Work with your hub's administrator to gain access to the hub's IP address(es) before you can proceed in this section.

First, ask your hub admin for the base url for your hub. That admin will ask you for your public IP address so that the hub can open an inbound firewall hole for your system. "Inbound" access is from the perspective of the hub.  Generally if a downstream site can reach the Internet without restrictions, then no firewall configuration is necessary on the downstream side.

Second, ensure that you can reach the hub's tomcat service from your shrine host with this curl command. (Substitute the right DNS name for the hub.) In the example below, if your command executes successfully, you will receive a "pong 200" response:

curl -kw "\n%{response_code}\n" -X GET https://shrine-hub.faraway.com:6443/shrine-api/hub/ping
pong
200

If this step does not succeed, work with your local network admin group to resolve this network problem.

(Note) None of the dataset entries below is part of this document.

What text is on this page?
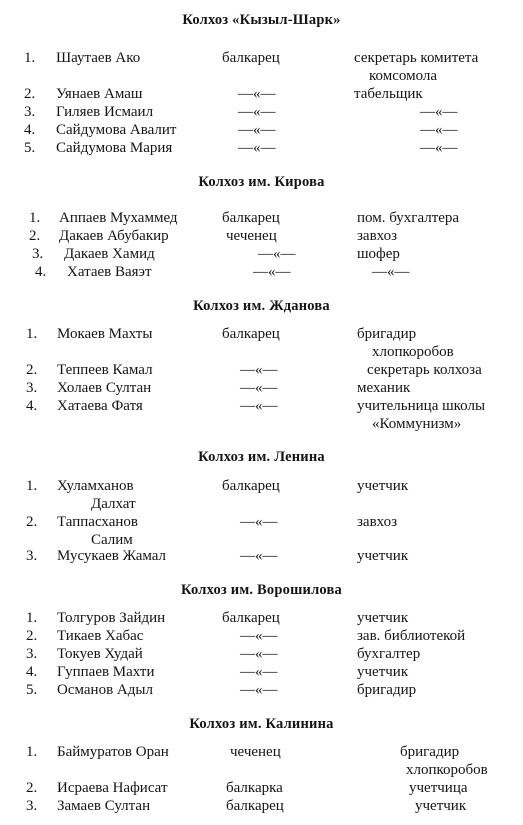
Колхоз «Кызыл-Шарк»
1. Шаутаев Ако	балкарец	секретарь комитета
комсомола
2. Уянаев Амаш	—«—	табельщик
3. Гиляев Исмаил	—«—	—«—
4. Сайдумова Авалит	—«—	—«—
5. Сайдумова Мария	—«—	—«—
Колхоз им. Кирова
1. Аппаев Мухаммед	балкарец	пом. бухгалтера
2. Дакаев Абубакир	чеченец	завхоз
3. Дакаев Хамид	—«—	шофер
4. Хатаев Ваяэт	—«—	—«—
Колхоз им. Жданова
1. Мокаев Махты	балкарец	бригадир
хлопкоробов
2. Теппеев Камал	—«—	секретарь колхоза
3. Холаев Султан	—«—	механик
4. Хатаева Фатя	—«—	учительница школы
«Коммунизм»
Колхоз им. Ленина
1. Хуламханов	балкарец	учетчик
Далхат
2. Таппасханов	—«—	завхоз
Салим
3. Мусукаев Жамал	—«—	учетчик
Колхоз им. Ворошилова
1. Толгуров Зайдин	балкарец	учетчик
2. Тикаев Хабас	—«—	зав. библиотекой
3. Токуев Худай	—«—	бухгалтер
4. Гуппаев Махти	—«—	учетчик
5. Османов Адыл	—«—	бригадир
Колхоз им. Калинина
1. Баймуратов Оран	чеченец	бригадир
хлопкоробов
2. Исраева Нафисат	балкарка	учетчица
3. Замаев Султан	балкарец	учетчик
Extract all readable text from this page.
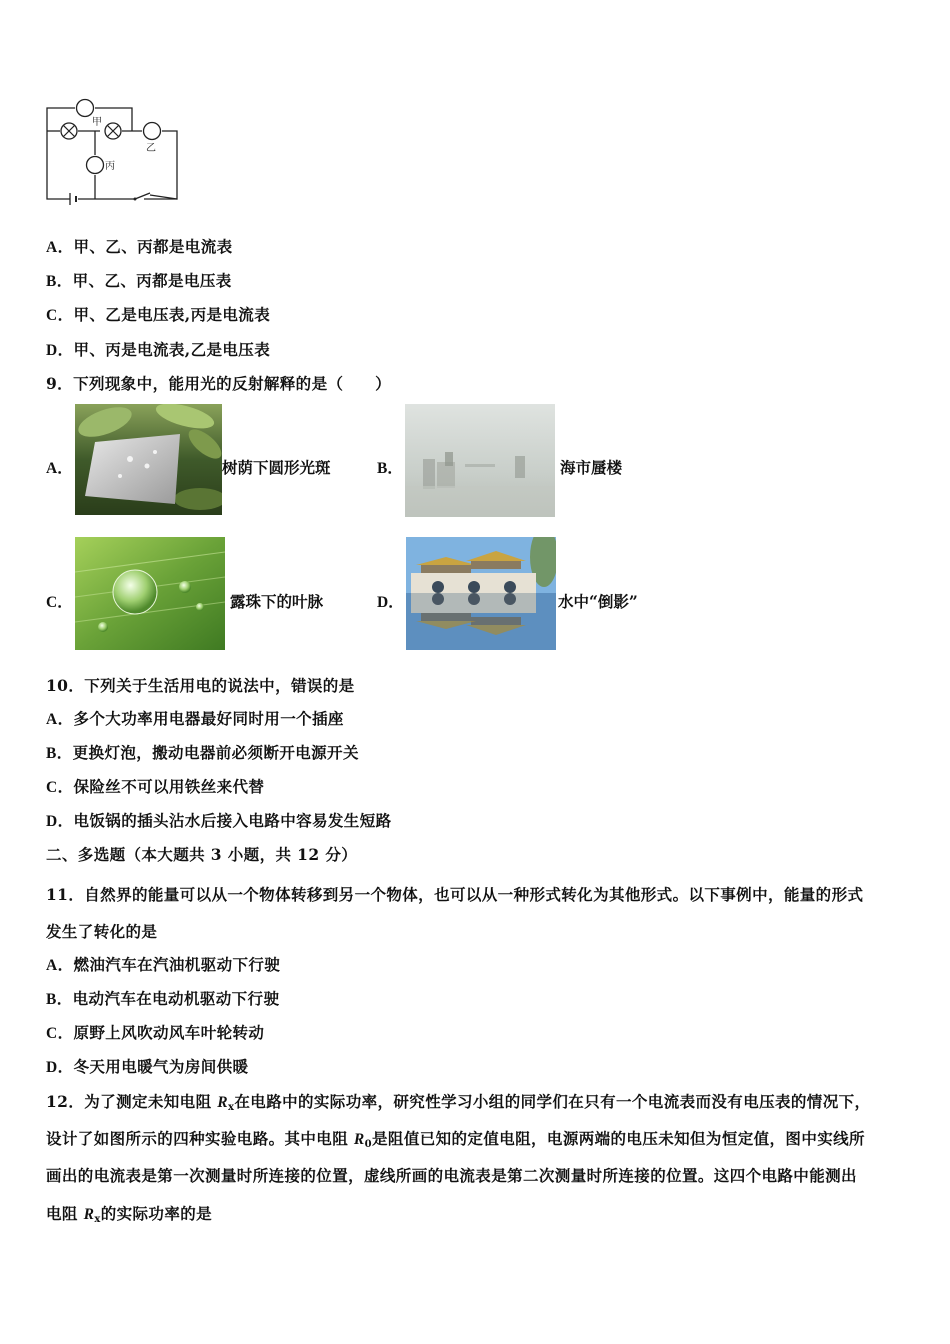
甲
乙
丙
A．甲、乙、丙都是电流表
B．甲、乙、丙都是电压表
C．甲、乙是电压表,丙是电流表
D．甲、丙是电流表,乙是电压表
9．下列现象中，能用光的反射解释的是（　　）
A．	树荫下圆形光斑	B．	海市蜃楼
C．	露珠下的叶脉	D．	水中“倒影”
10．下列关于生活用电的说法中，错误的是
A．多个大功率用电器最好同时用一个插座
B．更换灯泡，搬动电器前必须断开电源开关
C．保险丝不可以用铁丝来代替
D．电饭锅的插头沾水后接入电路中容易发生短路
二、多选题（本大题共 3 小题，共 12 分）
11．自然界的能量可以从一个物体转移到另一个物体，也可以从一种形式转化为其他形式。以下事例中，能量的形式
发生了转化的是
A．燃油汽车在汽油机驱动下行驶
B．电动汽车在电动机驱动下行驶
C．原野上风吹动风车叶轮转动
D．冬天用电暖气为房间供暖
12．为了测定未知电阻 $R_x$在电路中的实际功率，研究性学习小组的同学们在只有一个电流表而没有电压表的情况下，
设计了如图所示的四种实验电路。其中电阻 $R_0$是阻值已知的定值电阻，电源两端的电压未知但为恒定值，图中实线所
画出的电流表是第一次测量时所连接的位置，虚线所画的电流表是第二次测量时所连接的位置。这四个电路中能测出
电阻 $R_x$的实际功率的是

Third, edit your shrine.conf to use the hub's base url. The shrine.conf template uses the shrineHubBaseUrl property for this:

shrineHubBaseUrl = "https://shrine-hub.faraway.com:6443"

Fourth, tell your hub admin that you are ready to run a test query. He will need to know your node key (from your shrine.conf), your preferred node name, your i2b2 user domain, and your sys admin email address.

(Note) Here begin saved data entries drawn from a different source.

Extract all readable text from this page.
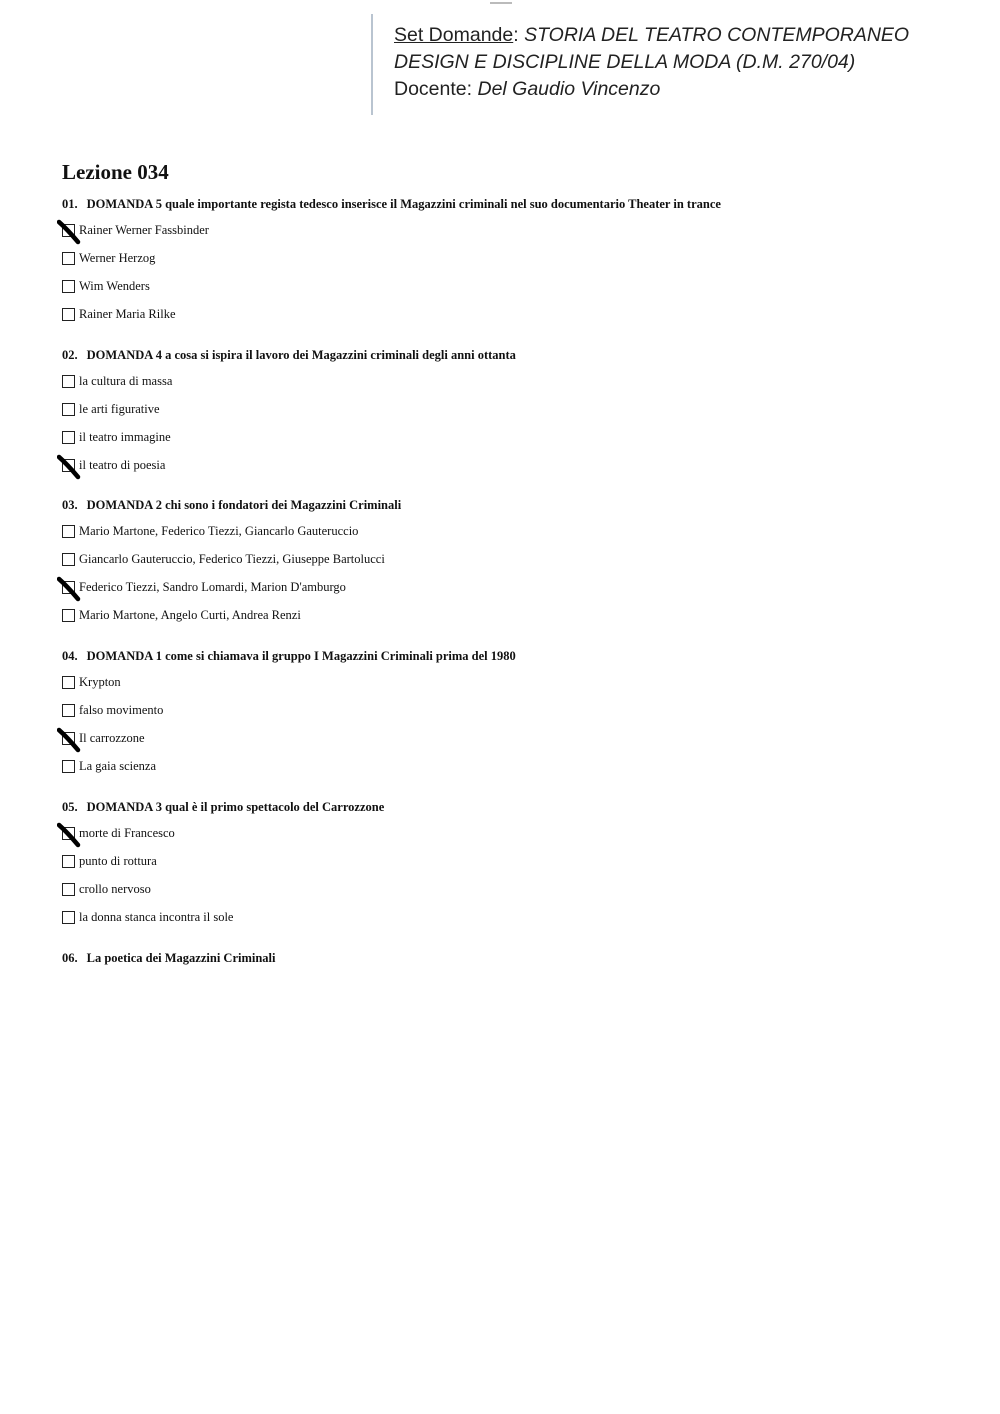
Set Domande: STORIA DEL TEATRO CONTEMPORANEO
DESIGN E DISCIPLINE DELLA MODA (D.M. 270/04)
Docente: Del Gaudio Vincenzo
Lezione 034

01. DOMANDA 5 quale importante regista tedesco inserisce il Magazzini criminali nel suo documentario Theater in trance

Rainer Werner Fassbinder
Werner Herzog
Wim Wenders
Rainer Maria Rilke

02. DOMANDA 4 a cosa si ispira il lavoro dei Magazzini criminali degli anni ottanta

la cultura di massa
le arti figurative
il teatro immagine
il teatro di poesia

03. DOMANDA 2 chi sono i fondatori dei Magazzini Criminali

Mario Martone, Federico Tiezzi, Giancarlo Gauteruccio
Giancarlo Gauteruccio, Federico Tiezzi, Giuseppe Bartolucci
Federico Tiezzi, Sandro Lomardi, Marion D'amburgo
Mario Martone, Angelo Curti, Andrea Renzi

04. DOMANDA 1 come si chiamava il gruppo I Magazzini Criminali prima del 1980

Krypton
falso movimento
Il carrozzone
La gaia scienza

05. DOMANDA 3 qual è il primo spettacolo del Carrozzone

morte di Francesco
punto di rottura
crollo nervoso
la donna stanca incontra il sole

06. La poetica dei Magazzini Criminali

A few notes about these values:

  1. Once you select your node key value, it cannot be changed in the hub. Please select a value unique for your site. It is never displayed in the UI so should be insulated from branding considerations.
  2. Please keep your preferred node name descriptive and concise.  This is the value that will be displayed in query result outputs, so consider branding carefully. It is easy to change.
  3. Please use an i2b2 domain that reasonably reflects your site. Please do not use the default value.
  4. For your sys admin email address, consider using an alias email for your team to simplify your vacation plans.

The hub admin will run this shrine lifecycle command to add your node to the network:

# The hub admin will run
./shrineLifecycle createNode key=yourNodeKey name="Your Hospital Name" userDomainName=yourHospital queueName=yourHospital adminEmail="yourEmail@yourHospital.edu" momId="yourHospital" sendQueries="false"

After you hear from your hub admin that they have run that command start tomcat: 

sudo service shrine start


If all is well after SHRINE starts you should see recurring entries of your shrine node asking the hub for updates in shrine-api.log:

2020-Jun-26 15:46:48.468 |  INFO | Log$            | httpClient-135  | No message received from https://shrine-hub.faraway.com:6443/shrine-api/mom/receiveMessage/yourNodeKey?timeOutSeconds=10, HTTP Response 204 No Content  
2020-Jun-26 15:46:58.471 |  INFO | Log$            | httpClient-135  | No message received from https://shrine-hub.faraway.com:6443/shrine-api/mom/receiveMessage/yourNodeKey?timeOutSeconds=10, HTTP Response 204 No Content  
2020-Jun-26 15:47:08.474 |  INFO | Log$            | httpClient-135  | No message received from https://shrine-hub.faraway.com:6443/shrine-api/mom/receiveMessage/yourNodeKey?timeOutSeconds=10, HTTP Response 204 No Content  

Open your browser and clear the the cache. Use your browser to create a topic and run a query in shrine.

https://example.com:6443/shrine-api/shrine-webclient/#/login

After you successfully run a query and get results back from other nodes then you should start accepting queries from elsewhere. Let your hub admin know you are ready. He will run this curl command so that you receive queries from the network:

# The hub admin will run 
./shrineLifecycle modifyNode yourNodeKey sendQueries="true"

Once your hub admin has done that, use your browser to run another test query to see results from your node listed with the others.